Sempra Energy (NYSE:SRE - news), based in San Diego, is a Fortune 500 energy services holding company with 12,000 employees and revenues of $7 billion. Through its eight principal subsidiaries -- Southern California Gas Company, San Diego Gas & Electric, Sempra Energy Solutions, Sempra Energy Trading, Sempra Energy International, Sempra Energy Resources, Sempra Communications and Sempra Energy Financial -- Sempra Energy serves more than 9 million customers in the United States, Europe, Canada, Mexico, South America and Asia.

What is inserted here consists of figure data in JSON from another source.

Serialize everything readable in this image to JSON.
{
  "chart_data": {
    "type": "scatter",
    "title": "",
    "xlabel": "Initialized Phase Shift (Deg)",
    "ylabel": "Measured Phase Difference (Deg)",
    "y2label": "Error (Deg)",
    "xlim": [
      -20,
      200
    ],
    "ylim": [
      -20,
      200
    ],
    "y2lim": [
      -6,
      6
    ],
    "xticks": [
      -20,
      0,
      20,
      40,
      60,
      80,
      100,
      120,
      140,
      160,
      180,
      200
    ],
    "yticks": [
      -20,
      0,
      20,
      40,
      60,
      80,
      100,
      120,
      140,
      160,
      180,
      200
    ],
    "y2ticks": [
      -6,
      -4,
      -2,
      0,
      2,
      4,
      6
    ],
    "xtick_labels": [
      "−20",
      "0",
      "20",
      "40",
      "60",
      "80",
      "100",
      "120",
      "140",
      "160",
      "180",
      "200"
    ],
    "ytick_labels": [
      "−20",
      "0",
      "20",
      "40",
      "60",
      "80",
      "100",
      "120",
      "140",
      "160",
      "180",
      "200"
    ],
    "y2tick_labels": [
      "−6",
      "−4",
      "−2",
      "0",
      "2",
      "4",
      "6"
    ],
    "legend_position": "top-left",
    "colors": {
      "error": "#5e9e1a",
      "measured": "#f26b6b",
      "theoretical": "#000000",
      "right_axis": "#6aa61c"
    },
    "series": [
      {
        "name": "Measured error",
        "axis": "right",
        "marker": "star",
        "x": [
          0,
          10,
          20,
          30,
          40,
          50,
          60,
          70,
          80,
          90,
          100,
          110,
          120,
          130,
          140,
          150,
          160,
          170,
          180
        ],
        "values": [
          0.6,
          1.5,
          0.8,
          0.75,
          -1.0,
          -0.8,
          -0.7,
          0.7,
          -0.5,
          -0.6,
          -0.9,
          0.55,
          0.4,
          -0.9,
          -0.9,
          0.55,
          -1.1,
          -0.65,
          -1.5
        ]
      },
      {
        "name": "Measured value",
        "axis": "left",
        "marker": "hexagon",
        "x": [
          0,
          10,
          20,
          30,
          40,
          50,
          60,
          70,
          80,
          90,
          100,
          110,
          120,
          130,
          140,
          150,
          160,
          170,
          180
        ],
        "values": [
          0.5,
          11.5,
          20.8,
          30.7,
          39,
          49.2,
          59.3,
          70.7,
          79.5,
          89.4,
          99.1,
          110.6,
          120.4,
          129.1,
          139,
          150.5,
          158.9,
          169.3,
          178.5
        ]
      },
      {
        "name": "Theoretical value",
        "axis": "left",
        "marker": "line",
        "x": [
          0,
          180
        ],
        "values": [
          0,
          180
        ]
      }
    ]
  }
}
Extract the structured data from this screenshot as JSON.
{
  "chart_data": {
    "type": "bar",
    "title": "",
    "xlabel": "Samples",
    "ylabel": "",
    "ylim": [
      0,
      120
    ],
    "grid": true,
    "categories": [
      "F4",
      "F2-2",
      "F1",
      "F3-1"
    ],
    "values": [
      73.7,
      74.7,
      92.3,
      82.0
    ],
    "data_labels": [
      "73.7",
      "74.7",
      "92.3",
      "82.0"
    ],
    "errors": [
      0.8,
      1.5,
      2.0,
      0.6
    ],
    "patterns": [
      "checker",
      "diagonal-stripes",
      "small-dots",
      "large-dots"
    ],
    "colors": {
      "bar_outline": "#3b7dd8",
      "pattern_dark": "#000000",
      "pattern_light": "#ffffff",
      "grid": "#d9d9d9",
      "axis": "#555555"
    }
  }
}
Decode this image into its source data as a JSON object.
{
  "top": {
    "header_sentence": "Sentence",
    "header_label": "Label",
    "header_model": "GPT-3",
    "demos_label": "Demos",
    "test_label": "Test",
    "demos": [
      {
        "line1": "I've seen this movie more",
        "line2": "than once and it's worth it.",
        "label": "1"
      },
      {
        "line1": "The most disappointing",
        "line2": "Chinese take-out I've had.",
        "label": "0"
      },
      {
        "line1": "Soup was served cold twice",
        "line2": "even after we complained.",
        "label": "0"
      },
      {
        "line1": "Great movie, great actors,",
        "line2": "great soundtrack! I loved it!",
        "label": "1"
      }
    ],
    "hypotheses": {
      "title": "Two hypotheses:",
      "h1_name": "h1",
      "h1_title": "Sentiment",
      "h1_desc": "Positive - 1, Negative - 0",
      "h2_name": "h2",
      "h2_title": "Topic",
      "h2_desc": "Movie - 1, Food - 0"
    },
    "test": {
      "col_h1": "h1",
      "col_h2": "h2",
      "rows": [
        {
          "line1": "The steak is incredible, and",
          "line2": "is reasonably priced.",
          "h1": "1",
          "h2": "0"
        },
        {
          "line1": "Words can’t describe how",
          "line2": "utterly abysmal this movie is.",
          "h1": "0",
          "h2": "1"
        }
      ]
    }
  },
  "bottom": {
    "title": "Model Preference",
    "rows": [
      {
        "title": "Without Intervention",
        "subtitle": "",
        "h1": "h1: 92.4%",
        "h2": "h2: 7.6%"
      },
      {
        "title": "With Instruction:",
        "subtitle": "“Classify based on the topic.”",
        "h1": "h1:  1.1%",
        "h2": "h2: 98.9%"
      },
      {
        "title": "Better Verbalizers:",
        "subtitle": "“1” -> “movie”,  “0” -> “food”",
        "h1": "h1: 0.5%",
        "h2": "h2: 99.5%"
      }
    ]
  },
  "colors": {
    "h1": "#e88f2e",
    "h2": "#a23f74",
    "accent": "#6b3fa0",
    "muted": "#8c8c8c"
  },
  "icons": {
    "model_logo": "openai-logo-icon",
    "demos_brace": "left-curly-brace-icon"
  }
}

This press release contains statements that are not historical fact and constitute forward-looking statements within the meaning of the Private Securities Legislation Reform Act of 1995. When we use words like "believes," "expects," "anticipates," "intends," "plans," "estimates," "may," "would," "should" or similar expressions, or when we discuss our strategy or plans, we are making forward-looking statements. Forward-looking statements are not guarantees of performance. They involve risks, uncertainties and assumptions. Future results may differ materially from those expressed in the forward-looking statements. Forward-looking statements are necessarily based upon various assumptions involving judgments with respect to the future and other risks, including, among others: national, international, regional and local economic, competitive, political, legislative and regulatory conditions and developments; actions by the California Public Utilities Commission, the California State Legislature, the California Department of Water Resources and the Federal Energy Regulatory Commission; capital market conditions, inflation rates and interest rates; energy markets, including the timing and extent of changes in commodity prices; weather conditions; business, regulatory and legal decisions; the pace of deregulation of retail natural gas and electricity delivery; the timing and success of business development efforts; and other uncertainties, all of which are difficult to predict and many of which are beyond the company's control. These risks and uncertainties are further discussed in the company's reports filed with the Securities and Exchange Commission that are available through the EDGAR system without charge at its Web site, www.sec.gov.